Procès Dekhar et de la fusillade au journal Libération :

Le photographe blessé n'a pas eu la force de venir témoigner


Publié / Actualisé
L'assistant-photographe qui avait été grièvement blessé par balle en novembre 2013 au journal Libération, a préféré ne pas venir témoigner mercredi au procès du tireur, Abdelhakim Dekhar, expliquant dans une lettre qu'il n'en avait pas la force.
L'assistant-photographe qui avait été grièvement blessé par balle en novembre 2013 au journal Libération, a préféré ne pas venir témoigner mercredi au procès du tireur, Abdelhakim Dekhar, expliquant dans une lettre qu'il n'en avait pas la force.

 

"C'est au-dessus de mes forces. Depuis maintenant quatre ans, je lutte pour me reconstruire.

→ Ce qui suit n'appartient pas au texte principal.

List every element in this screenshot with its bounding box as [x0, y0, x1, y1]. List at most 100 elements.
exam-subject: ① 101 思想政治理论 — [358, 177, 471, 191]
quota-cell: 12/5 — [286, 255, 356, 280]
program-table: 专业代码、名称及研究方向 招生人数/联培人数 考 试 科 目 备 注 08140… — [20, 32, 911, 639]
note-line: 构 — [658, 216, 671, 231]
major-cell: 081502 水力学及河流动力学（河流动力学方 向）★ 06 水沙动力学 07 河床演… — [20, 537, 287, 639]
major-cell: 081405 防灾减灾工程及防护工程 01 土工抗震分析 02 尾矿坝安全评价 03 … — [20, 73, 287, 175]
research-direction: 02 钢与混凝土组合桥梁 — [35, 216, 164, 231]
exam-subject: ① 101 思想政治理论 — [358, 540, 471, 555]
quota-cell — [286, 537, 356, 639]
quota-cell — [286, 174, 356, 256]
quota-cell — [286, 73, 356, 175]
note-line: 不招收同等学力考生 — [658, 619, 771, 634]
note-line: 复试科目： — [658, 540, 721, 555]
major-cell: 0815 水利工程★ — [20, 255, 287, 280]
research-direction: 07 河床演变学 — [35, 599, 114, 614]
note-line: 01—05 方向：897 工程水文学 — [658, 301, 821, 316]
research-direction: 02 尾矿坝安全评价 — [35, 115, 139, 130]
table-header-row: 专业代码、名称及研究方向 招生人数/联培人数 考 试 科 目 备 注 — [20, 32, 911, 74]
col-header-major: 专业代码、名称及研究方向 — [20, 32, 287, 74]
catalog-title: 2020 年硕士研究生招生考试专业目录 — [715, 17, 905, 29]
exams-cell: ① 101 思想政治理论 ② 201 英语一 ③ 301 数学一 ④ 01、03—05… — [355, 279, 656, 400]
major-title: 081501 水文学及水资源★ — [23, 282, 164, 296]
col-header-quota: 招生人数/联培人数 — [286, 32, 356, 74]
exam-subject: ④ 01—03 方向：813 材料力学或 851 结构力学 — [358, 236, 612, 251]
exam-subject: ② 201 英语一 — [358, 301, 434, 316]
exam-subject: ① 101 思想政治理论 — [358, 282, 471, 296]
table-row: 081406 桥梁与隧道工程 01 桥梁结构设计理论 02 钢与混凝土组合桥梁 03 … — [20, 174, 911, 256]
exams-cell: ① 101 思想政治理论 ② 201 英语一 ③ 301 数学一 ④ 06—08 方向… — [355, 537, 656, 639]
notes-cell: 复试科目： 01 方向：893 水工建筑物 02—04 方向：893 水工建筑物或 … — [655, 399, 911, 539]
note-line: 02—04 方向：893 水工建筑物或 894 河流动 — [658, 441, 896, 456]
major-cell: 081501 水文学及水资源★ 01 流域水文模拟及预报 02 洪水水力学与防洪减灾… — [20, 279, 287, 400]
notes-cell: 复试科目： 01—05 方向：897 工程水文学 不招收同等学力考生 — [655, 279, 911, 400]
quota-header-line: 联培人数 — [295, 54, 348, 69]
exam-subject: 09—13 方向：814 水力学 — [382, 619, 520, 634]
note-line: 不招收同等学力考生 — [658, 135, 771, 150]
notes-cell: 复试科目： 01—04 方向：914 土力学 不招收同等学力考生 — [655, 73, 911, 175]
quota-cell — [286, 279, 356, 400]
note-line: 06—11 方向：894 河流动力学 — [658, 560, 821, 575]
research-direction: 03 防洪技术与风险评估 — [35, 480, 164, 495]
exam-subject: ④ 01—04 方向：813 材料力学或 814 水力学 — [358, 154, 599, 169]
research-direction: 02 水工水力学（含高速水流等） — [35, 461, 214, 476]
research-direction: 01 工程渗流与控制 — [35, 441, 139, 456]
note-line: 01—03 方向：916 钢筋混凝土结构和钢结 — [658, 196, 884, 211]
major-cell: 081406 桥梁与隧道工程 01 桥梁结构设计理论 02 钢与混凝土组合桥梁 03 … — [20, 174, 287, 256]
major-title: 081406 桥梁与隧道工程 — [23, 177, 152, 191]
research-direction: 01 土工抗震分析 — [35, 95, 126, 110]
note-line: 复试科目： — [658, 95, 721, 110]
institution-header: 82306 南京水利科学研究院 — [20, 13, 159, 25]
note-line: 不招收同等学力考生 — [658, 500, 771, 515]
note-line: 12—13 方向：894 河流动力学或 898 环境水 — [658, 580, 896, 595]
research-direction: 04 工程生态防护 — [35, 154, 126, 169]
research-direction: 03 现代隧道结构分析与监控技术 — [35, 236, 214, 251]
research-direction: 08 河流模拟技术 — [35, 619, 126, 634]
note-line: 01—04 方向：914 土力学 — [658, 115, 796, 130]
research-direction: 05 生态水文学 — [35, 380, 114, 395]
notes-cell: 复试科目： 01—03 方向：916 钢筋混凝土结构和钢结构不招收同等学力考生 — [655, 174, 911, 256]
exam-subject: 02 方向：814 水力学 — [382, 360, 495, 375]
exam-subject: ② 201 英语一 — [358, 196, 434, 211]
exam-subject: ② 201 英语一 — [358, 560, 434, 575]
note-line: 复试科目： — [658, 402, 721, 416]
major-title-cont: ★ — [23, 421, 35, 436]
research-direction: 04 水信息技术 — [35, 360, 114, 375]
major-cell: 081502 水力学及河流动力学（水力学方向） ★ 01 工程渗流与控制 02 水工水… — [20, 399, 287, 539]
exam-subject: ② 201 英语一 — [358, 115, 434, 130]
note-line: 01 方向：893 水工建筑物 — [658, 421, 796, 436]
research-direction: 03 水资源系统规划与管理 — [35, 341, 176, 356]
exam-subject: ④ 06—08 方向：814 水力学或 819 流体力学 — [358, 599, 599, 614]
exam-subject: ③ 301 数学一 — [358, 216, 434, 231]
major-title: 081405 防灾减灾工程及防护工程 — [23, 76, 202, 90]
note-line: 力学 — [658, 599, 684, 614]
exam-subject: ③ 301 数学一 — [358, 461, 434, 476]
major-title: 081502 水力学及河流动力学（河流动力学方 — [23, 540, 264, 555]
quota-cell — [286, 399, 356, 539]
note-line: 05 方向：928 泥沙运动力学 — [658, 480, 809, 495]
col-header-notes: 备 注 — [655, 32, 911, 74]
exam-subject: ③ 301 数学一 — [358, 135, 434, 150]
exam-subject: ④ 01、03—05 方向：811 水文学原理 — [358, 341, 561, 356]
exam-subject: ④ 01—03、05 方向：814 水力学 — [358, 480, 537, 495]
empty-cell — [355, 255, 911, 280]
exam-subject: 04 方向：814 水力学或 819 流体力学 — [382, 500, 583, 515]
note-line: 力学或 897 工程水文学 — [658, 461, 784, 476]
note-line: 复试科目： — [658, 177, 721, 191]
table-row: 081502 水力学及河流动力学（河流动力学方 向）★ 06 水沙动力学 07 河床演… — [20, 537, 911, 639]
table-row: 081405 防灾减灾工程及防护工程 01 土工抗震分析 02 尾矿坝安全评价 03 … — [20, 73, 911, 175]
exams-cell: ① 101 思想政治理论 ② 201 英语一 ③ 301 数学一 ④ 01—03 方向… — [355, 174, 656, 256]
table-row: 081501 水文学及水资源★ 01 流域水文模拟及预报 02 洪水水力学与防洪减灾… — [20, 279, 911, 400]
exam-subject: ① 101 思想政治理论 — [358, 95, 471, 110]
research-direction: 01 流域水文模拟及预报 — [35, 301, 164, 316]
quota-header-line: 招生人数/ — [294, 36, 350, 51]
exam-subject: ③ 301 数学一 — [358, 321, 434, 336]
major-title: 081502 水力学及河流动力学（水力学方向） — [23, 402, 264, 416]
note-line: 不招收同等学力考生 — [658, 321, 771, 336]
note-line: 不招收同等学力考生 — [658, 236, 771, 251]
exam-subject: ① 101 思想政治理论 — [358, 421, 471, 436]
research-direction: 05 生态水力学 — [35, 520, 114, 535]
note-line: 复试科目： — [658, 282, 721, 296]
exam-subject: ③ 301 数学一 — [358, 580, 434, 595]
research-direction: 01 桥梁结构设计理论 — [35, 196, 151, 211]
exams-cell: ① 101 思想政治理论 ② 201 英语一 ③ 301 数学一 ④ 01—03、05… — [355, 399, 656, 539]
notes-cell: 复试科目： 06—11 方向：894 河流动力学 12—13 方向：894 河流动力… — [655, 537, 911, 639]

Mes cicatrices et ma douleur dans le bas des côtes me rappellent au quotidien ce que j'ai vécu et ce que je vis", a écrit César Sébastien dans une lettre lue à la cour d'assises de Paris par son avocat, Me Charles-Emmanuel Soussen. "Me retrouver (...) avec l'homme qui a failli arrêter ma vie me tétanise", a-t-il confié.

Abdelhakim Dekhar, jugé depuis vendredi pour "tentative d'assassinat", encourt la perpétuité. Le 15 novembre 2013, l'accusé s'était rendu à BFMTV avec un fusil à pompe, avec lequel il avait menacé un rédacteur en chef. Trois jours après, il avait grièvement blessé par balle César Sébastien à Libération. Il avait ensuite tiré sur l'immeuble de la Société générale dans le quartier d'affaires de la Défense, puis pris un automobiliste en otage.

Cet assistant-photographe se trouvait dans le hall d'accueil du quotidien Libération quand Abdelhakim Dekhar a surgi vers 10H00 du matin. Il attendait l'ascenseur pour se rendre au 4e étage avec du matériel. Le tireur a fait feu à deux reprises, blessant grièvement César Sébastien au niveau du thorax. Le projectile est passé à quelques millimètres de son cœur. Le photographe était alors âgé de 23 ans.

"Au deuxième coup de feu, j'ai vu des plumes sortir de ma doudoune. Puis j'ai constaté que je saignais", avait-il expliqué aux enquêteurs. Il a eu la sensation de "s'approcher de la mort". "J'ai vu l'individu, il avait l'air d'un chasseur".

M. Sébastien "a mis dix à douze mois à se remettre de ses blessures", a expliqué Me Soussen. Une fois qu'il s'est senti mieux physiquement, c'est au niveau psychologique qu'il se portait "beaucoup moins bien".

Abdelhakim Dekhar affirme qu'il n'avait pas l'intention de blesser l'assistant-photographe, mais qu'en tirant, il voulait "impressionner les personnes présentes". Au premier jour du procès vendredi, il avait déclaré: "Une tragédie a eu lieu. Je ne l'ai pas souhaitée".

Le procès doit se terminer vendredi.